It was powered initially by a 2,467 cc Coventry Climax FPF (3.70" x 3.50") four cylinder DOHC engine inherited from the Grand Prix version of Lotus 16. In 1960, the FPF was enlarged slightly to 2497 cc (3.70" x 90 mm), which produced 239 hp (178 kW) at 6,750 rpm from a weight of only 290 lbs (132 kg) and had a wide torque range.

The 2.5 litre engine was replaced by a 1.5 Litre (82 mm x 71 mm) Climax FPF Mk.II with new Formula One engine rules in 1961. The Formula Junior variant used a 998 cc Cosworth Mk.III or a Downton BMC "A" Series with 948cc displacement. The Formula Junior version also used smaller gauge chassis tubing and Alfin drum brakes on all four corners.

Further contributing to the weight advantage was the adoption of lightweight sequential manual transmission originally developed for Lotus 12 by Richard Ansdale and Harry Mundy incorporating the unique sequential-shifting motorcycle gearbox, and a ZF limited-slip differential in a common Magnesium alloy housing to form a transaxle, which also provided the mounting points for inboard rear brakes. This gearbox had been improved in its reliability for Lotus 15 and 16 in 1957-58 by Keith Duckworth, who had just joined Lotus as a gearbox engineer.

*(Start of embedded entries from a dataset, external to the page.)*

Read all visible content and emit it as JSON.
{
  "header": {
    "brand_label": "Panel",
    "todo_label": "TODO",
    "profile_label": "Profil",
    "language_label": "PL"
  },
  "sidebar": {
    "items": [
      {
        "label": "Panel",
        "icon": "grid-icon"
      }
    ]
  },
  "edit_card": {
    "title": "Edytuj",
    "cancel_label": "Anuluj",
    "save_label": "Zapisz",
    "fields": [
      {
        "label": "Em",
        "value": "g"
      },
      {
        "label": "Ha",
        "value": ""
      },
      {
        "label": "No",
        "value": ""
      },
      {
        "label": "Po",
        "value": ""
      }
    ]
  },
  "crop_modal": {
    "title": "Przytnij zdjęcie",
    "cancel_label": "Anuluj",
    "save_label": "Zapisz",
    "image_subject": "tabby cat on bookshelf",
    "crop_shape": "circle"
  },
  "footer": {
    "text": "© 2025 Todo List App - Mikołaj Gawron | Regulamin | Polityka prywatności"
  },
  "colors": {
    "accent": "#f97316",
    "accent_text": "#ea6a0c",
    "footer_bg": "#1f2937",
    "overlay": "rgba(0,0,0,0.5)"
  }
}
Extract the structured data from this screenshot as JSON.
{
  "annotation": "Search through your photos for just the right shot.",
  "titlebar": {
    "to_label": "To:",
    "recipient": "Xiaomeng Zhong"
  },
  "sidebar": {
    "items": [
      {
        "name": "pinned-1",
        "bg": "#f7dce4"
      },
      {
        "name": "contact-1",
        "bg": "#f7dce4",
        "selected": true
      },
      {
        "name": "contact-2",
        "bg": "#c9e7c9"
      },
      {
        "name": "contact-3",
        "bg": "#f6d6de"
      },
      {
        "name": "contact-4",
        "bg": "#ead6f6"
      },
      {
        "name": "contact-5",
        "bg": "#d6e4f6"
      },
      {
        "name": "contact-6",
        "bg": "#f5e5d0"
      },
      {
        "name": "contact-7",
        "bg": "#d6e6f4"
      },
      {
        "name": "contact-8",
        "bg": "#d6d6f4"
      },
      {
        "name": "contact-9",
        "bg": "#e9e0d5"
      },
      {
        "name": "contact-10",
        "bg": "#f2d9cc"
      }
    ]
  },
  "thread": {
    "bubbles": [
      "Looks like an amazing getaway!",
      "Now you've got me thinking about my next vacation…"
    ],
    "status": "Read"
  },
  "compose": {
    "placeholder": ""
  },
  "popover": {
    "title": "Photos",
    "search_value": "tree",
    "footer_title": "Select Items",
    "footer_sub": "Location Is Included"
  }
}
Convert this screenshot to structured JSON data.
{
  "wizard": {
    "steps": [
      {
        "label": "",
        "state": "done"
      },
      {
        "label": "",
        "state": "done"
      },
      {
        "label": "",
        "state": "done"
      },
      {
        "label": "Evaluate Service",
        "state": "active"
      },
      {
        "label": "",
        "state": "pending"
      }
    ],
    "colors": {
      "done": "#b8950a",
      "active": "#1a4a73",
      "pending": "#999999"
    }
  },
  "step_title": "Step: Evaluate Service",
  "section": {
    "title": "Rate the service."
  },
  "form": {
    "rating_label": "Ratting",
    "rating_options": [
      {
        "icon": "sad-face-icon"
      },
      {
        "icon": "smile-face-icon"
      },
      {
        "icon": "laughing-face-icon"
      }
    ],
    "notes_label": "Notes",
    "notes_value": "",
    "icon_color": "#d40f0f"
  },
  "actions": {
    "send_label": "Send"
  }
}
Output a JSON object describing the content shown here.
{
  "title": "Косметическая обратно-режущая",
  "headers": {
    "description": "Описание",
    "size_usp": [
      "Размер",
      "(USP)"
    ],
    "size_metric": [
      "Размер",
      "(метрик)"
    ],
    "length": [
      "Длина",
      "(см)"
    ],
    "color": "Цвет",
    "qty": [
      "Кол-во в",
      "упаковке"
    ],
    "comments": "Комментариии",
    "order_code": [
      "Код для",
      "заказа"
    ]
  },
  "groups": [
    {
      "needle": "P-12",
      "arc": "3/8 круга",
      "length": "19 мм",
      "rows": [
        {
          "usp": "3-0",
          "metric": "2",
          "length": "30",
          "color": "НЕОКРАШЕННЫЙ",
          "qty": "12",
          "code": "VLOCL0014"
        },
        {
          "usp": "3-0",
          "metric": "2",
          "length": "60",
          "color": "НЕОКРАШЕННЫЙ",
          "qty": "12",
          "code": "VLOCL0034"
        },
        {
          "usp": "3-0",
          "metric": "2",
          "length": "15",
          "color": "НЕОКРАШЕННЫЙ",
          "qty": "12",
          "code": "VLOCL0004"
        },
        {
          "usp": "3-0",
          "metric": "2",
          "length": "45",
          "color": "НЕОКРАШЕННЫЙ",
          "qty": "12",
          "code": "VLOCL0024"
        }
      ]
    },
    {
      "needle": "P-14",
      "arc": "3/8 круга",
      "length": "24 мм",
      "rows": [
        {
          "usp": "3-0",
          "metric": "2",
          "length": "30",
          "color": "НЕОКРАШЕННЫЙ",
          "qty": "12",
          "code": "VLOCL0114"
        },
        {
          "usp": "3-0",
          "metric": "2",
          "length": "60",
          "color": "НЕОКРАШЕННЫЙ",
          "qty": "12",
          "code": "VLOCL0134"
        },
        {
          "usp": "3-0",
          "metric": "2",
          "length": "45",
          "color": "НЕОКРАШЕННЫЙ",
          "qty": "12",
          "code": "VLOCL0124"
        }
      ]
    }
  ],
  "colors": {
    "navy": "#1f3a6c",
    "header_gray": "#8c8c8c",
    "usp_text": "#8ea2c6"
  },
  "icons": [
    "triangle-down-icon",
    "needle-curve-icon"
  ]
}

Although Porsche in Austria pioneered the sequential-shifting gearbox for racing cars, with the Type 360 Cisitalia, the idea was relatively new and the original transaxle in the Lotus 12, which was essentially an enlarged motorcycle gearbox, combined with ZF limited-slip differential, had gained the nickname "Queerbox", or "Gearbox-full of neutrals" for its poor reliability. With Duckworth having left to form Cosworth in 1958, Mike Costin, who, despite being the co-founder of Cosworth, remained with Lotus for a while longer, adopted the improved Queerbox in the Lotus 16, into a configuration for directly mounting it behind the engine for Lotus 18 with dedicated oil scavenge and pressure feed pumps, further improving its reliability while retaining the small and light design.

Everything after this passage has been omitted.